AN OXFORD MP has criticised Oxford Brookes University following revelations that it pays nearly 700 staff less than a living wage.

According to data obtained under the Freedom of Information Act, 699 employees are not paid £8.75 an hour – the rate deemed necessary to live on.

Anneliese Dodds, the MP for Oxford East, said: “I am disappointed that up to 700 employees at Oxford Brookes do not get paid the living wage, and hope that steps are being taken to address this by the university’s leadership.”

There is some dispute over what constitutes a ‘living wage’: the government introduced a ‘national living wage’ in 2016, which now stands at £7.83 an hour for over-25s. However, the Living Wage Foundation calculates that £8.75 is required to pay for life’s essentials outside of London.

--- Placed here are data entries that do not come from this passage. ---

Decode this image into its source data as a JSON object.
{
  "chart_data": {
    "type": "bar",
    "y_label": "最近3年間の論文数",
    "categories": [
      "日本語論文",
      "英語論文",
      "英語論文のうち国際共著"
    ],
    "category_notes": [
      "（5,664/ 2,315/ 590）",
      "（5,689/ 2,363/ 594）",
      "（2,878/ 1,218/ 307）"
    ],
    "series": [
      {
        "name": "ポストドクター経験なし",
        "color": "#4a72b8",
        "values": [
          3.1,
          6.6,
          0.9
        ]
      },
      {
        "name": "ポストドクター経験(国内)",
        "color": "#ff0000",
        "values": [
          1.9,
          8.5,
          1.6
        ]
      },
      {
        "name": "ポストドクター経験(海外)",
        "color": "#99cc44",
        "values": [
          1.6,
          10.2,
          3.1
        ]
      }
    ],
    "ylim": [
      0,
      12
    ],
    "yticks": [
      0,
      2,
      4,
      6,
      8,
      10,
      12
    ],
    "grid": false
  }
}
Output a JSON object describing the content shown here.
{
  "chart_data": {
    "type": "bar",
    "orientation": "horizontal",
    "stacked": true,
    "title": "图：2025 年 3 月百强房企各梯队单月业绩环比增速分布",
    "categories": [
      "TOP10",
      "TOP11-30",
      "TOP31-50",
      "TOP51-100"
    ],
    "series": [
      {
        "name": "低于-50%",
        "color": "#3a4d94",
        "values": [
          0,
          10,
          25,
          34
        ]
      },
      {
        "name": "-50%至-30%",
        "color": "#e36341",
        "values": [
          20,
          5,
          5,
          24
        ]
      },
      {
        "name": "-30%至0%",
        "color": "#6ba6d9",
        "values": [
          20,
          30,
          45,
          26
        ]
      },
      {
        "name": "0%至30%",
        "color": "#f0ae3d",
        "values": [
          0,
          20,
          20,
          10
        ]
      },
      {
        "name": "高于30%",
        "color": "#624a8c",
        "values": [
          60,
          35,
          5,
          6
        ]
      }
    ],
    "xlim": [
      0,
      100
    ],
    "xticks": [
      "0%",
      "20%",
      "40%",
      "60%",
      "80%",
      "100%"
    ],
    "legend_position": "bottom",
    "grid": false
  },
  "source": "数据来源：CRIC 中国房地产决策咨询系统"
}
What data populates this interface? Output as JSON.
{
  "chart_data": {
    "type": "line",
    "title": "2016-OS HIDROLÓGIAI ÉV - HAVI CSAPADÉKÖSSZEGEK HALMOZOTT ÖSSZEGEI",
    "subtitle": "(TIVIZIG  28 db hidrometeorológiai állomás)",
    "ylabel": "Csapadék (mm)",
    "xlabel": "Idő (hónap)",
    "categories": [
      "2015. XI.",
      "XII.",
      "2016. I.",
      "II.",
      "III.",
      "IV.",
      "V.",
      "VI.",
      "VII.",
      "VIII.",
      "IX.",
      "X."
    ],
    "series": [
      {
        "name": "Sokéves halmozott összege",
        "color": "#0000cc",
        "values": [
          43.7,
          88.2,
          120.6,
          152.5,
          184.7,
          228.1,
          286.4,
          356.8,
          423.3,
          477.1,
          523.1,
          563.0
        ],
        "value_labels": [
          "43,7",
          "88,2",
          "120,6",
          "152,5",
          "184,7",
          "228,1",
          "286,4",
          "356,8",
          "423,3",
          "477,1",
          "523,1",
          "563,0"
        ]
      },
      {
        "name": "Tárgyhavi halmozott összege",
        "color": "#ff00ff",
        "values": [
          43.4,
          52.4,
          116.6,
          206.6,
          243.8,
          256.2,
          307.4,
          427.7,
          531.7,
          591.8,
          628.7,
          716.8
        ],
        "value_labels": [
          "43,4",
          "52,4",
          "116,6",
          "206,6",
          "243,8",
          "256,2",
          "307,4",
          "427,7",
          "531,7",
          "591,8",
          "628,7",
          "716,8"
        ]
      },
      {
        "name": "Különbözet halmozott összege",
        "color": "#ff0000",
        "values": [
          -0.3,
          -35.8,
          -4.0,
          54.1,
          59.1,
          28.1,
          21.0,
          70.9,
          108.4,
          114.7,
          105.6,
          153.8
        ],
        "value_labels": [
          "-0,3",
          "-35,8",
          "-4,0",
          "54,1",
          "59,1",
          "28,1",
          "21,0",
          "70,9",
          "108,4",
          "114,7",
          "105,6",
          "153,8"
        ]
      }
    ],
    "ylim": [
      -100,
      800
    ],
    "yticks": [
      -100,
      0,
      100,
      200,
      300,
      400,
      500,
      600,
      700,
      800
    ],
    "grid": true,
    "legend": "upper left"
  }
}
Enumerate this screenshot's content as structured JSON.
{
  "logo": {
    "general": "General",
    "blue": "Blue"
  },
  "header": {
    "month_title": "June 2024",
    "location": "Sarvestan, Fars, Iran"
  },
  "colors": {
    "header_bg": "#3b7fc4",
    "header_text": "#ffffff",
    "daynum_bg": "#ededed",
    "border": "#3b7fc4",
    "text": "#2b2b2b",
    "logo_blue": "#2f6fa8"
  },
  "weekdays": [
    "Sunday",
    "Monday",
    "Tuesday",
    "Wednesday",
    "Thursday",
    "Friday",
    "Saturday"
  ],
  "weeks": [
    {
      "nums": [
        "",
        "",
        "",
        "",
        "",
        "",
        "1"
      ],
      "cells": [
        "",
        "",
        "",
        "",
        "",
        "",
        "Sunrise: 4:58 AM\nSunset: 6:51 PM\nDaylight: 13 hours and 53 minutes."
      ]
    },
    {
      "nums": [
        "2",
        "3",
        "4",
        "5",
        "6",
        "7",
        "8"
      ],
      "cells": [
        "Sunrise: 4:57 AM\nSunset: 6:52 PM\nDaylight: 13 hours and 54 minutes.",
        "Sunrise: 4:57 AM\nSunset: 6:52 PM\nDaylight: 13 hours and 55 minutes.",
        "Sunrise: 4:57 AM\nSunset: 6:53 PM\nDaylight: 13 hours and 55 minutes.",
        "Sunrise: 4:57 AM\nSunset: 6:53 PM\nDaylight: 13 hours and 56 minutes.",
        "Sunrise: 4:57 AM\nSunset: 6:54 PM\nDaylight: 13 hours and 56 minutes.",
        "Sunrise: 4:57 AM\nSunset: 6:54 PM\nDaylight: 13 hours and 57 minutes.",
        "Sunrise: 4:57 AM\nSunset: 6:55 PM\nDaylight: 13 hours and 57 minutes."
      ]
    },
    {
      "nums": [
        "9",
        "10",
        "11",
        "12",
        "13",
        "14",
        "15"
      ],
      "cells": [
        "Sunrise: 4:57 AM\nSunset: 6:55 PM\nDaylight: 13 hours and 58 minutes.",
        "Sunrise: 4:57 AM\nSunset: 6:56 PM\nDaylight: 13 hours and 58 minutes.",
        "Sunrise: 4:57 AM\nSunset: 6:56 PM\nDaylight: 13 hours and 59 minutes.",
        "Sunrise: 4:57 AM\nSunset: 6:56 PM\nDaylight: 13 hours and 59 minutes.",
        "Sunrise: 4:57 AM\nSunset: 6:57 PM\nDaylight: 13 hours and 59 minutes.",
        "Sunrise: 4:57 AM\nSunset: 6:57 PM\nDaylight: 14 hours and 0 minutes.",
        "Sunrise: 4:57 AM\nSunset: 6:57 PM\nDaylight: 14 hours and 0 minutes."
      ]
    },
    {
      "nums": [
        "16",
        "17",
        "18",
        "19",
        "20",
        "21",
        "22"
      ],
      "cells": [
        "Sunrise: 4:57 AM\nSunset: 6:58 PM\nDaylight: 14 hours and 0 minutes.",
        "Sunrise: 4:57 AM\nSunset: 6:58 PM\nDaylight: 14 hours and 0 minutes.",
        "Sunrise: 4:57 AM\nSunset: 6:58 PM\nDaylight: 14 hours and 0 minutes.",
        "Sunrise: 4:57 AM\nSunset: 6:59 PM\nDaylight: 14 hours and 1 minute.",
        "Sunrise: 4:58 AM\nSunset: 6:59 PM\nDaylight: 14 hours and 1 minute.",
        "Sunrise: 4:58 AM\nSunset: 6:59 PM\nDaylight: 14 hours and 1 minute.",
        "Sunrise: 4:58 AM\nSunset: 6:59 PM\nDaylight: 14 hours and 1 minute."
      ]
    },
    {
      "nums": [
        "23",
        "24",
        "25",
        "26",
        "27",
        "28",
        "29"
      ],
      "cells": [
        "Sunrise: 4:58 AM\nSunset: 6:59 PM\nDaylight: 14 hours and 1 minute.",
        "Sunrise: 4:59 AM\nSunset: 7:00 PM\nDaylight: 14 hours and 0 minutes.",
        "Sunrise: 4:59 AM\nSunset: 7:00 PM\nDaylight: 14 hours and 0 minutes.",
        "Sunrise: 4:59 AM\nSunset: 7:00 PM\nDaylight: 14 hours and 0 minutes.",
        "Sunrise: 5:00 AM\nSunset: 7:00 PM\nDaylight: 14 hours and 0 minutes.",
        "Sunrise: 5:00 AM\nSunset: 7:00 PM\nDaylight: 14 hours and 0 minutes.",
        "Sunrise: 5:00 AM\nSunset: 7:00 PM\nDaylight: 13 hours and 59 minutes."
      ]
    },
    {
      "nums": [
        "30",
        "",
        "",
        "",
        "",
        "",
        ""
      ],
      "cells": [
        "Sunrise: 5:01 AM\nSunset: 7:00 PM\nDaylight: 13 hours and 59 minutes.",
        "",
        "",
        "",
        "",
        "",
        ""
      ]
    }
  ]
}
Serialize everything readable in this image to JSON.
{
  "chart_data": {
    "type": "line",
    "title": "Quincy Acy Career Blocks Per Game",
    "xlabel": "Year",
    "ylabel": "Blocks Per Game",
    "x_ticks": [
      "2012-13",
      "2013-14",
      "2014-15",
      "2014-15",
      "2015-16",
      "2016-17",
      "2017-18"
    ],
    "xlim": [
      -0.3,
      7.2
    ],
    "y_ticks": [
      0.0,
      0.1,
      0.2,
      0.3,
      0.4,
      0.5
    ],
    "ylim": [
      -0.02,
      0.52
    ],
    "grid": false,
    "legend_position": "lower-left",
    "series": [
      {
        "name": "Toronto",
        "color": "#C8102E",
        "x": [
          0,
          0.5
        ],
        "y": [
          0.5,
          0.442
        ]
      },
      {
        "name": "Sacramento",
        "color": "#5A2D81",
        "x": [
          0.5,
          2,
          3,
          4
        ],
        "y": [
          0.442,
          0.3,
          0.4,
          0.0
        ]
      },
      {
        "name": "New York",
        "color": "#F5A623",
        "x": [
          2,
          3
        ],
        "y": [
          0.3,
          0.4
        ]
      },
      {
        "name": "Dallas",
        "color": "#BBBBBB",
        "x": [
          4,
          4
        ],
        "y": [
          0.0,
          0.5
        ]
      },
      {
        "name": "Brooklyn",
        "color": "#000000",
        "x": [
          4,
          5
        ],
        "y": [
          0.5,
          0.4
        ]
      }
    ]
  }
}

There is also an ‘Oxford Living Wage’, which the city council calculates as being £9.69 an hour.

Ms Dodds, who urged employers across the city to pay the Oxford rate, continued: “It is not only fair that employees earn a wage that meets the high cost of living in Oxford, but evidence from the Living Wage Foundation shows that paying a living wage increases the retention and motivation of employees. Fair pay is good for society and good for business.”

The bulk of Brookes' 699 staff getting less than a living wage are 555 student ambassadors, who have no regular hours and are paid £7.99 an hour.

‘Less than five’ first aiders are paid £8.73 an hour and also have no regular hours. They are paid the same as eight ‘paper fillers’.

The vice-chancellor is paid close to £250,000 a year.

Of the 699 staff, only 23 – 31 have regular hours. Where there are one to five people working in a particular job, the university does not specify the exact number to avoid identifying individuals.

Of those with regular hours, 16 interns are paid £8.31 an hour for a 37-hour week.

A Brookes spokesperson said: “The university pays all of its employees at least the National Living Wage.

"The vast majority of those staff who are paid an hourly rate between the National Living Wage and the voluntary rate set by the Living Wage Foundation are students employed on a casual basis, often to fit around studies and other work commitments.

“The university will continue to keep this approach under review.”

Oxford City Council leader Susan Brown said: “The high cost of living means that we have set our own Oxford Living Wage, [95% of the London Living Wage].

"We are working with local partners and the Living Wage Foundation to understand local barriers to fair pay, and promote Oxford as a Living Wage City.”